Computer technology known as machine learning
is up to 93% accurate in correctly classifying a suicidal person
and 85% accurate in identifying a person who is suicidal, has a
mental illness but is not suicidal, or neither, revealed a new study.
These results provide
strong evidence for using advanced technology as a decision-support tool
to help clinicians and caregivers identify and prevent suicidal
behavior, says John Pestian, professor in the divisions of
Biomedical Informatics and Psychiatry at Cincinnati Children's Hospital
Medical Center and the study's lead author.
‘Using a person's spoken or written words, new computer tools can identify with great accuracy whether that person is suicidal, mentally ill but not suicidal, or neither.’
"These computational approaches provide novel opportunities to apply
technological innovations in suicide care and prevention, and it surely
is needed," says Dr. Pestian. "When you look around health care
facilities, you see tremendous support from technology, but not so much
for those who care for mental illness. Only now are our algorithms
capable of supporting those caregivers. This methodology easily can be
extended to schools, shelters, youth clubs, juvenile justice centers,
and community centers, where earlier identification may help to reduce
suicide attempts and deaths."
The study is published in the journal Suicide and Life-Threatening Behavior
, a leading journal for suicide research.
Dr. Pestian and his colleagues enrolled 379 patients in the study
between Oct. 2013 and March 2015 from emergency departments and
inpatient and outpatient centers at three sites. Those enrolled included
patients who were suicidal, were diagnosed as mentally ill and not
suicidal, or neither - serving as a control group.
Each patient completed standardized behavioral rating scales and
participated in a semi-structured interview answering five open-ended
questions to stimulate conversation, such as "Do you have hope?" "Are
you angry?" and "Does it hurt emotionally?"

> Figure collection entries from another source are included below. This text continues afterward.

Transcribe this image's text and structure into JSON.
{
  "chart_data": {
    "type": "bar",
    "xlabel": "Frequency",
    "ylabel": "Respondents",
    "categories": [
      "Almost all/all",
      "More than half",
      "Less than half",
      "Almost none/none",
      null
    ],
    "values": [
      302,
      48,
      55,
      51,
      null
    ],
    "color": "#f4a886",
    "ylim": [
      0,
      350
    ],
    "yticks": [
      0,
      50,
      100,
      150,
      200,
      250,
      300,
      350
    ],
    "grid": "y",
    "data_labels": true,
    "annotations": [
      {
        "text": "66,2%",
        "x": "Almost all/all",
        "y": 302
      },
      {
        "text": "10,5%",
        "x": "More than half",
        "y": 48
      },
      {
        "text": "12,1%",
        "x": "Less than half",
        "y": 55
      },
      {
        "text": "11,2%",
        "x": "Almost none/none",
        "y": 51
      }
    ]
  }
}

The researchers extracted and analyzed verbal and non-verbal
language from the data. They then used machine learning algorithms to
classify the patients into one of the three groups. The results showed
that machine learning algorithms can tell the differences between the
groups with up to 93% accuracy. The scientists also noticed that
the control patients tended to laugh more during interviews, sigh less,
and express less anger, less emotional pain and more hope.